Taking the Transpec unit out is easy, except for one part. That one part was on top of my bus roof. There were plenty of 3/16 rivets around the edges of the vent to hold it to the bus roof, but the factory also used a self-leveling sealant around the perimeter of the hatch to seal it. That stuff was T-O-U-G-H. I thought I'd never get it off. The rivets drilled out without any problems but the sealant was not budging. Long story short, I ended up using a long handle gasket scraper and ball ping hammer to get under the sealant and chisel if off the roof top. I think that job took at least three hours if not more. B sure to save the interior and exterior hatch parts for a template. You're going to need both an inside and outside cover to reduce the size of the original hole. If you make the covers the same size as the original hatch cover, you can use the hatch covers as templates to drill the holes in your new cover plates. That way all you have to do is put rivets back into the existing holes.

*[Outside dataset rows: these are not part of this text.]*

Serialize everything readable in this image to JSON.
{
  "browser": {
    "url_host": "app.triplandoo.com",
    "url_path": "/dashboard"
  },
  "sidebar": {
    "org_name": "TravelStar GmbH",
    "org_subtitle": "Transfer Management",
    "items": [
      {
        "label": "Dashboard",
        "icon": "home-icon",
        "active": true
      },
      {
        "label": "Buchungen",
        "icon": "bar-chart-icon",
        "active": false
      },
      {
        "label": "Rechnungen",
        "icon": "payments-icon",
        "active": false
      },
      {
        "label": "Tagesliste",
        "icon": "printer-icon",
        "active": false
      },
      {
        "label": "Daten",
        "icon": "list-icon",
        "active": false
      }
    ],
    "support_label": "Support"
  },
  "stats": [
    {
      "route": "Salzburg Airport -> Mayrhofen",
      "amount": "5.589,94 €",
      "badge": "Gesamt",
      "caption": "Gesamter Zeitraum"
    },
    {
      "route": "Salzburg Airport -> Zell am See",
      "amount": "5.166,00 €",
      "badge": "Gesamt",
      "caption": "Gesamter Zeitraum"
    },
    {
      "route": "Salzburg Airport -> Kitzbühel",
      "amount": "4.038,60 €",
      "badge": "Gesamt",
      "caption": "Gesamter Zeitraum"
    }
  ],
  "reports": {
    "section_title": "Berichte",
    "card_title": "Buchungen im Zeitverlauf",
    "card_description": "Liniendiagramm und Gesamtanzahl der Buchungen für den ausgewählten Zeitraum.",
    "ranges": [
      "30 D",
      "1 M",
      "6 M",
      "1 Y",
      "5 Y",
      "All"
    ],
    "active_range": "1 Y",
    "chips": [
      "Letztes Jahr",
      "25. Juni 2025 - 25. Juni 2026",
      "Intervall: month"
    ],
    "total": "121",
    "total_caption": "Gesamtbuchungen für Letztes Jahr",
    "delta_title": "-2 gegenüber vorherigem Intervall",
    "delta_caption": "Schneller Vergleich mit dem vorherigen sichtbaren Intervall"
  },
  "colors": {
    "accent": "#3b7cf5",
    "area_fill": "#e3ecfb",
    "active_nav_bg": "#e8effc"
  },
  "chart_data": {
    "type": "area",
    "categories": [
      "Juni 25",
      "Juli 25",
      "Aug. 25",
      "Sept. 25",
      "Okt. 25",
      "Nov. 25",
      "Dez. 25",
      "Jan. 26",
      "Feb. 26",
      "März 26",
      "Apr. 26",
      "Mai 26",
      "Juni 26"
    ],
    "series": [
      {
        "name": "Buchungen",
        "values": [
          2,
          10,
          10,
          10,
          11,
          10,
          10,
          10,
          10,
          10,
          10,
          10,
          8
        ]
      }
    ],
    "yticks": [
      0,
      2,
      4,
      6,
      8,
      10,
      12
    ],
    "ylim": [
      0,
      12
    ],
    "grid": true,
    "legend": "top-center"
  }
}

Here's a view from on top of the roof.



To reduce the size of the hole to one appropriate for a roof A/C unit, I had a local welding shop build framework and weld it to the existing roof braces. The new braces should be the same thickness as the existing ones so the top and bottom plates will be flush like the original vent. My new framework (in the picture below) is painted black. Blue sheet insulation is on either side of it. Don't forget to drill a hole for your electrical cord in one of the sides. Use a grommet in the hole to prevent chafing.



Once you get the new frame work in place, you still have two big holes that need to be reduced down to the 14 X 14 hole of the new framework. I used sheet aluminum for mine, since my roof is also aluminum.

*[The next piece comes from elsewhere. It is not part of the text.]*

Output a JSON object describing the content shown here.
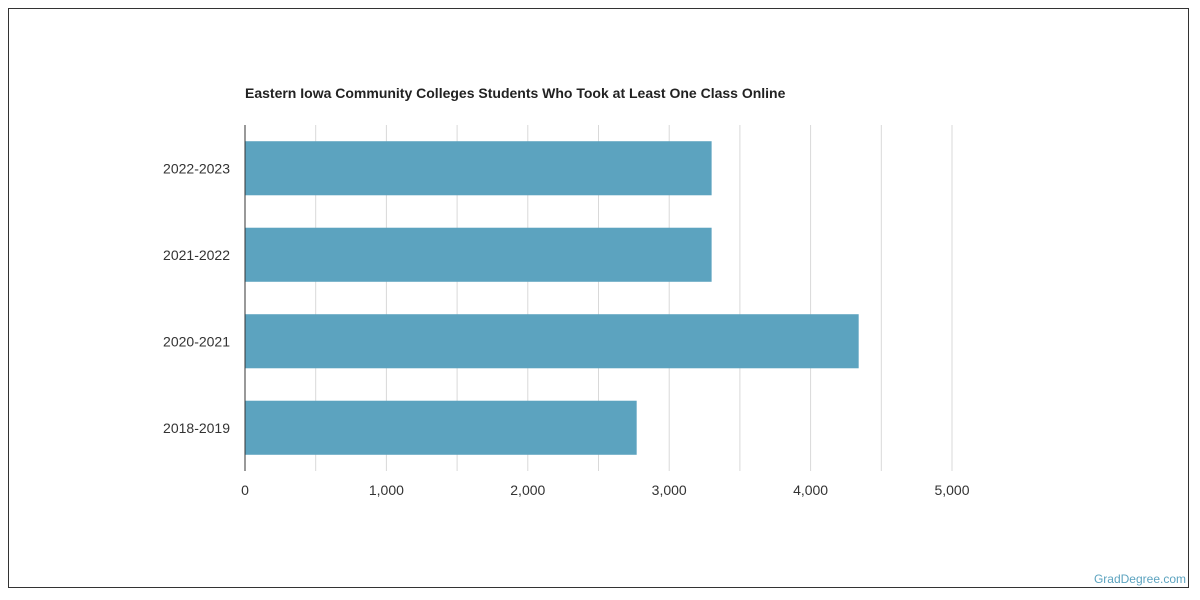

You can see this panel is the one for the top of the roof, with holes already drilled in it by using the old hatch cover as a template. I'm about to spray it with self etching primer and have it painted at a nearby body shop. In the end, this turned out to be a mistake. It cost me twice as much to get it sprayed with 2 part paint as it did to get the interior one powder coated.

Here's the finished product. It turned out good so I was pleased with all the work. One of the things I was really happy about was that I didn't have to take down any ceiling. I really like the ceiling in my transit. It's flat, a laminate, and has a good appearance.



There was one issue I should mention though. Since I wasn't taking down my ceiling, this presented a problem with getting an electrical supply to the unit. The usual way of doing this is to drill through the roof bows and run it through the roof that way. This wasn't really an option for me, as there was more than one bow that I'd have to drill through and I couldn't get to the second one without taking down the ceiling. Since my coach A/C ductwork is down the side of my bus, I'd have to take it down too in order to get to the 2nd roof bow. After thinking about it for a while I came up with plan B. I ran the electrical on the outside of the roof in plastic "conduit" sold at Lowes and HD for "do-it-yourself" electical cords along a wall. Normally this sticks on the surface, but I used flat head screws to attach it permanently. I altered one of the 90 degree connectors by cutting off the elbow and it covers a hole in the new interior panel where the electrical romex goes back in. After painting to match the background, it came out pretty good.